Consumer staples company Church & Dwight (CHD -0.28%) has joined a growing list of companies that have seen their stock punished after reporting soft guidance in their recent earnings reports. Shares are down almost 15% from their highs of $105 a share.

Investors are worried about a lot right now; companies are talking about a weakening economy, the war in Europe continues, and inflation is hitting consumers' wallets.

You can use this to your advantage. Here is why investors should consider buying shares of this Dividend Aristocrat if they continue falling.

Family doing a science experiment with baking soda.

Image source: Getty Images.

Short-term fear creates a long-term opportunity

Church & Dwight is a household products company that sells several niche brands, including Orajel, Trojan, First Response, Xtra, and others that make up the company's 14 "power brands." Of course, the Arm & Hammer brand of baking soda headlines this list; it has been the centerpiece of Church & Dwight since its founding in 1846.

The company reported its first-quarter 2022 results in late April and noted how high inflation on costs would hurt profitability for the year. Management indicated that price increases wouldn't go into effect fast enough and that earnings-per-share (EPS) growth for 2022 would come in at the bottom of guidance, at 4% over 2021.

Church & Dwight feels inflation like most other companies out there, but investors are scared right now and are not giving companies much slack. News corporation CNN tracks investor sentiment through its "Fear and Greed Index" and indicates that the market's in a state of "extreme fear."

Church & Dwight is fundamentally strong

To be clear, management still expects increasing profits in 2022; wouldn't fear-stricken investors feel good about a company that can grow earnings in such a challenging environment? Retailer Target recently reported earnings, and operating profits declined by more than 40% year over year.

Church & Dwight is a battle-tested company, a Dividend Aristocrat that's raised its dividend for the past 25 years.
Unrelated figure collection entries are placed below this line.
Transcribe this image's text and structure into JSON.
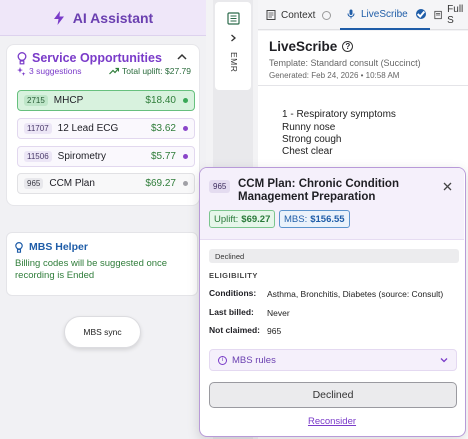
{
  "assistant": {
    "title": "AI Assistant"
  },
  "service": {
    "title": "Service Opportunities",
    "suggestions": "3 suggestions",
    "uplift": "Total uplift: $27.79",
    "items": [
      {
        "code": "2715",
        "name": "MHCP",
        "amount": "$18.40",
        "dot": "#3aa857",
        "state": "active"
      },
      {
        "code": "11707",
        "name": "12 Lead ECG",
        "amount": "$3.62",
        "dot": "#8a45c9",
        "state": "suggested"
      },
      {
        "code": "11506",
        "name": "Spirometry",
        "amount": "$5.77",
        "dot": "#8a45c9",
        "state": "suggested"
      },
      {
        "code": "965",
        "name": "CCM Plan",
        "amount": "$69.27",
        "dot": "#a0a0a6",
        "state": "plain"
      }
    ]
  },
  "mbs_helper": {
    "title": "MBS Helper",
    "desc": "Billing codes will be suggested once recording is Ended"
  },
  "mbs_sync": "MBS sync",
  "emr": {
    "label": "EMR"
  },
  "tabs": {
    "context": "Context",
    "livescribe": "LiveScribe",
    "full": "Full S"
  },
  "livescribe": {
    "title": "LiveScribe",
    "template": "Template: Standard consult (Succinct)",
    "generated": "Generated: Feb 24, 2026 • 10:58 AM",
    "lines": [
      "1 - Respiratory symptoms",
      "Runny nose",
      "Strong cough",
      "Chest clear"
    ]
  },
  "popup": {
    "code": "965",
    "title": "CCM Plan: Chronic Condition Management Preparation",
    "uplift_label": "Uplift:",
    "uplift_value": "$69.27",
    "mbs_label": "MBS:",
    "mbs_value": "$156.55",
    "status": "Declined",
    "eligibility": "ELIGIBILITY",
    "conditions_k": "Conditions:",
    "conditions_v": "Asthma, Bronchitis, Diabetes (source: Consult)",
    "last_billed_k": "Last billed:",
    "last_billed_v": "Never",
    "not_claimed_k": "Not claimed:",
    "not_claimed_v": "965",
    "rules": "MBS rules",
    "declined_button": "Declined",
    "reconsider": "Reconsider"
  },
  "colors": {
    "accent": "#7a3bc9",
    "green": "#2f7d3a",
    "blue": "#1f5da8"
  }
}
Here you can see how its revenue, free cash flow, and bottom-line profits have steadily grown over roughly four decades.

CHD Revenue (TTM) Chart

CHD Revenue (TTM) data by YCharts

Management calls its core business an "Evergreen Model," where shareholders can expect organic sales to grow 3% and EPS to grow 8% on average indefinitely. Well-executed acquisitions and share repurchases have helped the company exceed that, averaging 6% annual revenue growth and 12% EPS growth over the past decade.

Church & Dwight is facing short-term inflationary challenges, but it seems unwise to ignore its long history of excellence. The company has proven to be a long-term winner that has repeatedly shown that it can steadily grow its top and bottom lines. Whether investors trust that to continue is up to them.

The stock is finally becoming reasonably priced

Investors who remain confident in Church & Dwight should celebrate the stock's recent slide. Strong fundamentals have earned the stock a premium valuation; its median price-to-earnings ratio over the past decade is nearly 27, a seemingly high P/E for a company growing profits at a low-double-digit pace.

CHD PE Ratio Chart

CHD PE Ratio data by YCharts

The stock's decline puts the P/E ratio close to this long-term "norm." In other words, the stock could hold its current valuation, and investors would see average total returns of 12% over the long term from EPS growth, plus another 1% from the dividend. I think many investors would welcome 13% total annual returns from an investment as resilient as Church & Dwight. That alone makes the stock attractive at its current price, while further declines would be icing on the cake if the bear market continues.

Investing is often more straightforward than many would expect: Buy quality companies when they go down for silly reasons, and wait for solid fundamentals to lift them back up eventually.